Oddly enough, there is a line of etymological argument which suggests that "moaning minnie" is a reference to a one-time captain in the French army. A certain Claude Etienne Minié introduced a bullet which came to be known as the minnie ball. It almost certainly wasn't the origin, but the French connection seems in keeping with Officer Crabtree, as is what probably is the origin: to describe the sound of the German Nebelwerfer mortar of the Second World War.

As to when "moaning minnie" definitively slipped into general colloquial use is not really known, but its longevity is such that it proves that there was such a thing as moaning before they invented social media. That might seem hard to believe. However did people moan before Facebook came along and facilitated good moaning?
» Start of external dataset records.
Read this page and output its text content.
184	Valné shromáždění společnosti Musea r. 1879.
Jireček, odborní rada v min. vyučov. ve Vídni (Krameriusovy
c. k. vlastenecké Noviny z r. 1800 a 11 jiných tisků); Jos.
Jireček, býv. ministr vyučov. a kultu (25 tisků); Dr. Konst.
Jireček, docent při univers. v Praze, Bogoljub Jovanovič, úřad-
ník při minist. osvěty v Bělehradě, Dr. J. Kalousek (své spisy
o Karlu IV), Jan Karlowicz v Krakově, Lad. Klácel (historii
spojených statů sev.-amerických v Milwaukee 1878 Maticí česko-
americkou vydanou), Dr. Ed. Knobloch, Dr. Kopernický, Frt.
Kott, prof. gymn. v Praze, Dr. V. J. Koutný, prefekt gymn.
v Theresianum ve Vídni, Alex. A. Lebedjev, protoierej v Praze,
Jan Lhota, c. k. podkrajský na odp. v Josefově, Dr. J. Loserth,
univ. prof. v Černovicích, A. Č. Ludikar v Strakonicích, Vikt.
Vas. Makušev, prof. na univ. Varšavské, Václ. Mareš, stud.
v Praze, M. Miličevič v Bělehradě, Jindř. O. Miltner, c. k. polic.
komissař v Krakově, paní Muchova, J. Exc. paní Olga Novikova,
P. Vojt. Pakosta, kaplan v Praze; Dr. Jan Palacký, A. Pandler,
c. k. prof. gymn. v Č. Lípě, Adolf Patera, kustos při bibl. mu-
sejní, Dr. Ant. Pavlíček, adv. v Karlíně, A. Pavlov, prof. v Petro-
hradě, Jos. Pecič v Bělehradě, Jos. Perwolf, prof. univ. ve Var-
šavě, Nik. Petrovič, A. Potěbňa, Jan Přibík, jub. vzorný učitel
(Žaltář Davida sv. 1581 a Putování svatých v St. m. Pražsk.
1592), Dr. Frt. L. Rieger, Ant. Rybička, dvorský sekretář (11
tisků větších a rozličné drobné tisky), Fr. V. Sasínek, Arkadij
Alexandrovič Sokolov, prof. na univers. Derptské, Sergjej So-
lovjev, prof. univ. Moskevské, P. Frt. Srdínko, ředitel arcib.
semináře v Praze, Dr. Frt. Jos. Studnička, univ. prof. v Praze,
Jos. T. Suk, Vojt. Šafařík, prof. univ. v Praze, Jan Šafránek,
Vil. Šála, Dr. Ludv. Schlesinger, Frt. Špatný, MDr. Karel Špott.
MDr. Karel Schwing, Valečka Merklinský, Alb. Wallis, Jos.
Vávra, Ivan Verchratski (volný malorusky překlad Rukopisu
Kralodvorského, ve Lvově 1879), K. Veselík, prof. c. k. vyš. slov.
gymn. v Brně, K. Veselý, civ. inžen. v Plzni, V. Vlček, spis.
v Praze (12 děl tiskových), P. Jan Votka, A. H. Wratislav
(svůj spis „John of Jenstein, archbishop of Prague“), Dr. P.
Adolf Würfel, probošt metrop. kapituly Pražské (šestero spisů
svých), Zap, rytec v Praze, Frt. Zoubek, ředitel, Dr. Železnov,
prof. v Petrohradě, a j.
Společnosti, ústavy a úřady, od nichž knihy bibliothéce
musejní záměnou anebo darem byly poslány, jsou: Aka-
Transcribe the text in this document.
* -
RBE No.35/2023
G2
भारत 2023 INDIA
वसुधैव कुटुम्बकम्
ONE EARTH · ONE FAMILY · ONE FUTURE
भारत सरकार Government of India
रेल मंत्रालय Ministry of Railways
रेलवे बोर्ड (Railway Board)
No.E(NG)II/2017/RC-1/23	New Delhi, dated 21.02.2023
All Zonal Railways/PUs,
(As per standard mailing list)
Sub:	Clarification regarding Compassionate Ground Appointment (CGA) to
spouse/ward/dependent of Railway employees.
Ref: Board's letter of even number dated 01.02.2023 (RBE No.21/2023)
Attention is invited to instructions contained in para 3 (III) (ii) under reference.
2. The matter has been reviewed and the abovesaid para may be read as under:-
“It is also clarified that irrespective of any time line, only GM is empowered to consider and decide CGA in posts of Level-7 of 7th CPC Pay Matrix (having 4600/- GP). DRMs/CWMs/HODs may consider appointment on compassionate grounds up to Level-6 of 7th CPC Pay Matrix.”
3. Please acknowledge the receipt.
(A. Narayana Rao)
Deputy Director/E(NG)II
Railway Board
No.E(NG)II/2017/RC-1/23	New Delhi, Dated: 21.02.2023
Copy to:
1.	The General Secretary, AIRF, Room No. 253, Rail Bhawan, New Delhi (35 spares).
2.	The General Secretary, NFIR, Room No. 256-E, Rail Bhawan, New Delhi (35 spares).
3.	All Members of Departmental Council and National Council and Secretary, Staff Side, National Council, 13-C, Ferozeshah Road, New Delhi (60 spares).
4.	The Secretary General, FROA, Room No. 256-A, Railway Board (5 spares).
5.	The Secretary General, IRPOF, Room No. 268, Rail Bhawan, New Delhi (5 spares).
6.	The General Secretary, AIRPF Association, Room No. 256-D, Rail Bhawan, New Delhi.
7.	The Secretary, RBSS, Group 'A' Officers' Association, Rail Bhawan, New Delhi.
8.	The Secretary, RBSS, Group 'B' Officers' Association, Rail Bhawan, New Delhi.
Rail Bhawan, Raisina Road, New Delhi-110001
My own personal moaning on this global Moan-a-Gram system has, I like to believe, been moderate. I rarely use it anyway, but one moan I can recall had to do with being fined for parking on the pedestrian zone by Alcudia market. All of one minute. If that. Stopped to deliver to the tourist office (a town hall facility), to which I had been supplying (free) all sorts of things for several years. Along came plod (town hall employee) on a bike. Surely not? Surely yes. I never got round to sending an invoice to the town hall for all the unpaid translation work: I would have accepted the equivalent to the fine and even have been prepared to declare it for tax. They wouldn't have paid anyway. Bloody ingrates (if that doesn't sound like moaning).

I'm guessing that a key reason for not using Moanbook extensively has to do with my browser(s) no longer being supported. Oh, I've attempted to moan, but when it comes to hitting return, nothing happens. In fact, I can do virtually nothing on Moanbook any more, except to like people's moans. Should I moan that my now ancient Mac operating system is deprived of Firefox and Safari updates? Well I should, given how much the Mac cost in the first place, but I'm rather content with being unable to engage in some good moaning. And before you ask, I can't be bothered using my smartphone instead. (There's a moan I do need to get round to: why did I ever get one?)

Instead, I have to make do with everyone else's moaning, of which there is a seemingly unlimited supply. In the overall scheme of things, the fact that, inter alia, it has taken Pollensa town hall months to get its arse in gear and get some sun loungers out on the beach isn't life or death. Nor, now that the municipal posterior has been engaged and there are sun loungers for the resort's tourist class to place its collective buttocks on, is the fact that some people preferred the beach when it was lounger-less. No pleasing some folk. Moan, moan, moan.

But is this moaning such a bad thing? Good Heavens no. Moaning is good. Everyone repeat after Officer Crabtree: good moaning. And it is good for the simple reason that if it is justified, it might just have the desired effect. They take notice. Eventually.

Trivial though such issues as sun loungers can be (though God knows the principal environmental moaners in Mallorca, GOB, are elevating them to matters of state), there is a principle. Town halls are supposed to meet certain obligations. The commandment is written - thou shalt place sun loungers on thy beaches - unless thou is a municipality without beaches: life must be so much simpler for town halls like Ariany, unless the sheep are prone to moaning about the lack of pens.

The point is that there didn't used to be a culture of moaning, as in making town halls and other public administrations take note or, perish the thought, be accountable. Yes, the citizen was always prone (still is) to issuing the "denuncia" at the drop of a hat, if the hat in question offended the complainant for some obscure reason, but that was all rather personal: a bit of a hangover from the Inquisition, one's always felt. With public authorities on the other hand, all of them appointed by the state regime, you didn't moan or complain, unless you fancied a couple of years hard labour.

The culture has changed dramatically and very much for the better. Town halls seem to still struggle with accountability, but they are getting there. The more the moaning, the better. These are not the times of Officer Crabtree.